EN DÉTAIL
Une législation qui s’adapte à l’âge des véhicules
L’accident de bus scolaire survenu à Salins (VS), en 2004, a indéniablement modifié l’approche sécuritaire du transport des écoliers. Mais ce n’est qu’en 2008 que les banquettes longitudinales ont été interdites. Les véhicules immatriculés avant 2006 ont néanmoins pu conserver leurs bancs latéraux; mais, depuis le 1er janvier 2010, ils doivent tous être équipés de ceintures de sécurité. Et, dans les bus scolaires mis en circulation à partir du 1er août dernier, les sièges de dimensions réduites ne sont autorisés que s’ils répondent à une norme européenne spécifique. En bref, les exigences dépendent de la date d’immatriculation des véhicules.
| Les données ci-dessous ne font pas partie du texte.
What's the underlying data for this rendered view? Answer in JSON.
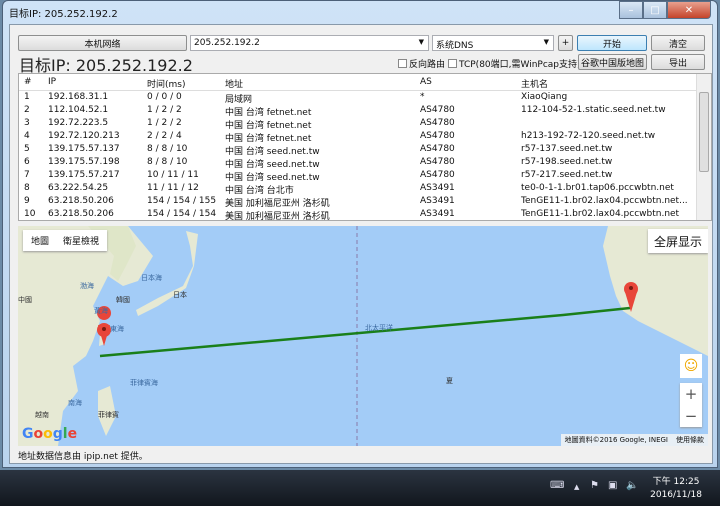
{
  "window": {
    "title": "目标IP: 205.252.192.2",
    "min": "–",
    "max": "□",
    "close": "✕"
  },
  "toolbar": {
    "local_network": "本机网络",
    "target": "205.252.192.2",
    "dns": "系统DNS",
    "plus": "+",
    "start": "开始",
    "clear": "清空",
    "google_map_cn": "谷歌中国版地图",
    "export": "导出",
    "reverse_route": "反向路由",
    "tcp": "TCP(80端口,需WinPcap支持)"
  },
  "heading": "目标IP: 205.252.192.2",
  "table": {
    "headers": [
      "#",
      "IP",
      "时间(ms)",
      "地址",
      "AS",
      "主机名"
    ],
    "rows": [
      [
        "1",
        "192.168.31.1",
        "0 / 0 / 0",
        "局域网",
        "*",
        "XiaoQiang"
      ],
      [
        "2",
        "112.104.52.1",
        "1 / 2 / 2",
        "中国 台湾 fetnet.net",
        "AS4780",
        "112-104-52-1.static.seed.net.tw"
      ],
      [
        "3",
        "192.72.223.5",
        "1 / 2 / 2",
        "中国 台湾 fetnet.net",
        "AS4780",
        ""
      ],
      [
        "4",
        "192.72.120.213",
        "2 / 2 / 4",
        "中国 台湾 fetnet.net",
        "AS4780",
        "h213-192-72-120.seed.net.tw"
      ],
      [
        "5",
        "139.175.57.137",
        "8 / 8 / 10",
        "中国 台湾 seed.net.tw",
        "AS4780",
        "r57-137.seed.net.tw"
      ],
      [
        "6",
        "139.175.57.198",
        "8 / 8 / 10",
        "中国 台湾 seed.net.tw",
        "AS4780",
        "r57-198.seed.net.tw"
      ],
      [
        "7",
        "139.175.57.217",
        "10 / 11 / 11",
        "中国 台湾 seed.net.tw",
        "AS4780",
        "r57-217.seed.net.tw"
      ],
      [
        "8",
        "63.222.54.25",
        "11 / 11 / 12",
        "中国 台湾 台北市",
        "AS3491",
        "te0-0-1-1.br01.tap06.pccwbtn.net"
      ],
      [
        "9",
        "63.218.50.206",
        "154 / 154 / 155",
        "美国 加利福尼亚州 洛杉矶",
        "AS3491",
        "TenGE11-1.br02.lax04.pccwbtn.net..."
      ],
      [
        "10",
        "63.218.50.206",
        "154 / 154 / 154",
        "美国 加利福尼亚州 洛杉矶",
        "AS3491",
        "TenGE11-1.br02.lax04.pccwbtn.net"
      ]
    ]
  },
  "map": {
    "type_map": "地圖",
    "type_satellite": "衛星檢視",
    "fullscreen": "全屏显示",
    "zoom_in": "+",
    "zoom_out": "−",
    "google": "Google",
    "attribution": "地圖資料©2016 Google, INEGI",
    "terms": "使用條款",
    "labels": {
      "pacific": "北太平洋",
      "japan_sea": "日本海",
      "japan": "日本",
      "korea": "韓國",
      "yellow_sea": "黃海",
      "east_sea": "東海",
      "philippine_sea": "菲律賓海",
      "south_sea": "南海",
      "philippines": "菲律賓",
      "vietnam": "越南",
      "hawaii": "夏",
      "bohai": "渤海",
      "china": "中國"
    },
    "route_color": "#1a7f1a"
  },
  "footer": "地址数据信息由 ipip.net 提供。",
  "taskbar": {
    "time": "下午 12:25",
    "date": "2016/11/18"
  }
}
En termes de responsabilité, l’ordonnance sur la circulation routière du 1er avril 2010 stipule que les conducteurs doivent s’assurer que les passagers de moins de 12 ans sont correctement attachés. Mais, à l’instar de toutes les dispositions légales précitées, seul le transport privé est concerné. Dès qu’il s’agit de lignes publiques, ces prescriptions tombent, à l’image du port de la ceinture qui reste facultatif.
«Ce serait financièrement et logistiquement irréalisable d’imposer la ceinture dans les transports publics, estime Moreno Volpi, porte-parole du TCS. Mais il est vrai que la question est légitime pour les bus publics qui transportent des enfants sur une autoroute ou sur des routes de montagne. Raison pour laquelle le TCS recommande de toujours s’attacher lorsqu’un dispositif le permet.»
ÉCLAIRAGE
Les accidents mortels sont extrêmement rares
Ce crash-test a démontré le niveau de sécurité insuffisant des banquettes latérales. Mais les statistiques révèlent aussi que les accidents de bus scolaires ont rarement des conséquences dramatiques: entre 1992 et 2011, ils ont causé la mort de deux écoliers.
Toute victime est une victime de trop. Mais, par rapport aux 525 enfants qui ont trouvé la mort dans un accident de la route au cours de la même période, les risques encourus dans les bus scolaires sont très faibles. Idem pour les blessés graves (0 à 14 ans) en l’espace de vingt ans: 22 dans les bus scolaires sur une totalité de 9508 cas dans les accidents de la route.
Les plus pragmatiques s’interrogeront donc sur la pertinence d’interdire les banquettes latérales, sachant que la législation va les faire disparaître progressivement. «On ne peut pas accepter de transporter des enfants dans des conditions qui ne sont pas optimales. Il est vrai que les cas dramatiques ont été rares au cours des vingt dernières années. Mais il suffirait d’un accident pour chambouler les statistiques», rétorque Moreno Volpi, porte-parole du TCS.
Quoi qu’il en soit, les chiffres prouvent que le transport scolaire reste globalement sûr. S’il est toujours possible de faire pression sur les communes qui exploitent d’anciens véhicules de les rem placer par des plus récents, il faut surtout savoir qu’il est totalement absurde de préférer emmener son enfant en voiture privée pour des raisons de sécurité. D’autant que le bal des autos devant les écoles est un danger avéré pour les enfants.